005 Al-Ma-idah

Semua episode: 273
Arab: المَـائِدة
Terjemahan: Meja Tersebar
Ayat: 120

Tentang Surah: Al-Ma-idah

Bagikan Halaman

005 Al-Maidah

Ini adalah surat Madni, kemungkinan besar telah diturunkan setelah Perjanjian Hudaybiyyah pada Hijriah keenam.


Nama Surat ini berasal dari tabel-menyebar yang diturunkan sebagai mukjizat bagi para pengikut Kristus.


Ayat ketiga surah ini diyakini sebagai wahyu terakhir dari Allah (SWT) kepada Nabi ﷺ, karena menyatakan selesainya agama dan kesempurnaannya. Surat-surat ini merinci banyak artikel yang diperbolehkan dan dilarang bagi orang-orang beriman, dan langkah-langkah untuk melakukan ritual ibadah.

Menyapa Ahli Kitab, Allah SWT meminta mereka untuk beriman kepada Rasul ﷺ, yang merupakan penegasan atas apa yang telah mereka terima sebelumnya. Bani Israil diingatkan saat mereka menolak memasuki Tanah Suci, yaitu Palestina, karena dirasuki oleh para tiran yang mereka takuti untuk berperang. Hanya dua pengikut Musa (AS) yang bersedia mendukungnya dalam konfrontasi ini, sehingga Allah (SWT) melarang mereka masuk selama empat puluh tahun.


Kedua putra Adam (AS) - Haabil dan Qaabil - disebutkan, di mana yang terakhir membunuh yang pertama dan menguburkannya mengikuti contoh burung gagak yang menggali di tanah. Dan ini berfungsi untuk menjelaskan larangan pembunuhan, kecuali untuk alasan yang adil. Berbagai hukuman berat dielaborasi, yang dalam Islam ditujukan untuk mencegah kejahatan dan menjaga kerukunan dalam masyarakat. Larangan minuman keras, perjudian, meramal, dan kurban kepada siapa pun selain Allah (SWT) disebutkan. Kesucian Ka'bah dan wilayah sekitarnya harus selalu dihormati dan dilarang berburu di sekitarnya.
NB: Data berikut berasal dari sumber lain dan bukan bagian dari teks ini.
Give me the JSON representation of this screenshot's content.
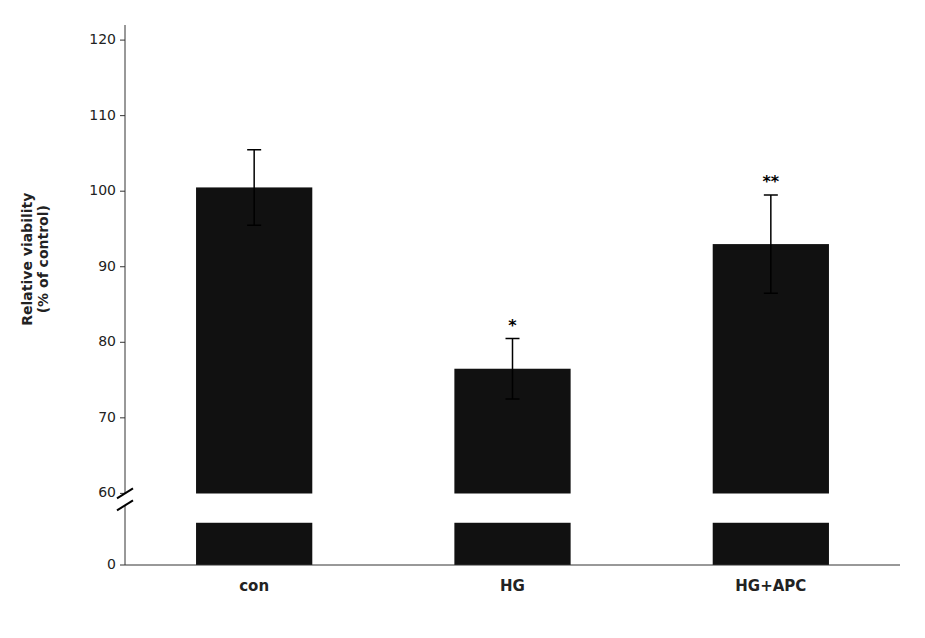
{
  "chart_data": [
    {
      "type": "bar",
      "ylabel": "Relative viability\n(% of control)",
      "categories": [
        "con",
        "HG",
        "HG+APC"
      ],
      "values": [
        100.5,
        76.5,
        93.0
      ],
      "errors": [
        5.0,
        4.0,
        6.5
      ],
      "annotations": [
        null,
        "*",
        "**"
      ],
      "color": "#111111",
      "ylim": [
        60,
        122
      ],
      "yticks": [
        60,
        70,
        80,
        90,
        100,
        110,
        120
      ],
      "tick_labels": "y",
      "grid": false
    },
    {
      "type": "bar",
      "categories": [
        "con",
        "HG",
        "HG+APC"
      ],
      "values": [
        8.5,
        8.5,
        8.5
      ],
      "color": "#111111",
      "ylim": [
        0,
        12
      ],
      "yticks": [
        0
      ],
      "grid": false
    }
  ]
}
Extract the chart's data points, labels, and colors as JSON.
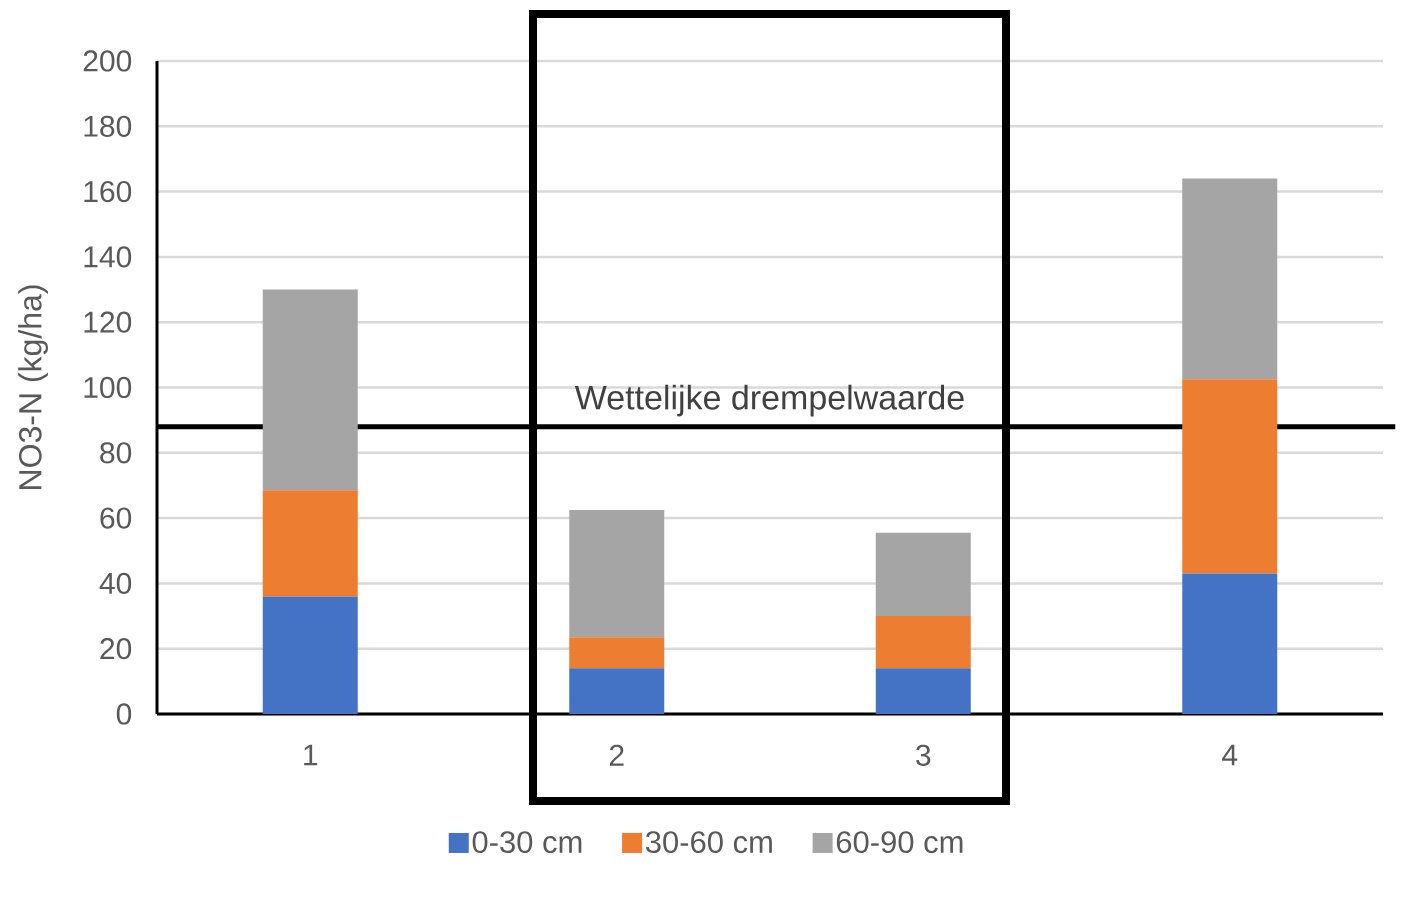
{
  "chart_data": {
    "type": "bar",
    "stacked": true,
    "categories": [
      "1",
      "2",
      "3",
      "4"
    ],
    "series": [
      {
        "name": "0-30 cm",
        "color": "#4472c4",
        "values": [
          36,
          14,
          14,
          43
        ]
      },
      {
        "name": "30-60 cm",
        "color": "#ed7d31",
        "values": [
          32.5,
          9.5,
          16,
          59.5
        ]
      },
      {
        "name": "60-90 cm",
        "color": "#a5a5a5",
        "values": [
          61.5,
          39,
          25.5,
          61.5
        ]
      }
    ],
    "ylabel": "NO3-N (kg/ha)",
    "ylim": [
      0,
      200
    ],
    "yticks": [
      0,
      20,
      40,
      60,
      80,
      100,
      120,
      140,
      160,
      180,
      200
    ],
    "grid": "y",
    "legend": "bottom",
    "ref_lines": [
      {
        "axis": "y",
        "value": 88,
        "label": "Wettelijke drempelwaarde",
        "color": "#000000"
      }
    ]
  }
}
Berulangkali Allah SWT memerintahkan untuk menilai dengan apa yang telah diturunkan-Nya dan tidak terpengaruh oleh pengaruh penentang, terutama Nabi Kitab yang gagal menegakkan apa yang diwahyukan kepada mereka. Perhatian khusus harus diberikan untuk tidak melarang apa yang dianggap diperbolehkan oleh Allah (SWT), seperti yang dilakukan secara salah oleh bangsa-bangsa sebelumnya.


Menyangkal klaim orang-orang Kristen, apakah itu menyebut Isa (AS) anak Tuhan, atau kepercayaan pada Tritunggal, Allah (SWT) menyatakan bahwa Isa (AS) dan ibunya, Maryam (AS) adalah manusia dan pembawa kebenaran. Para pengikut Isa (AS) ingin makan dari makanan dari surga, dan mereka diberikan sebagai pesta sekaligus tanda untuk menyaksikan mukjizat Allah (SWT). Pada Hari Kebangkitan, Allah (SWT) akan mempertanyakan Isa (AS) jika dia diminta untuk disembah oleh para pengikutnya, dan dia akan mengaku ketidaktahuan tentang asosiasi semacam itu, dan membebaskan dirinya dari tindakan mereka. Hanya kebenaran yang akan menang pada Hari Kebangkitan.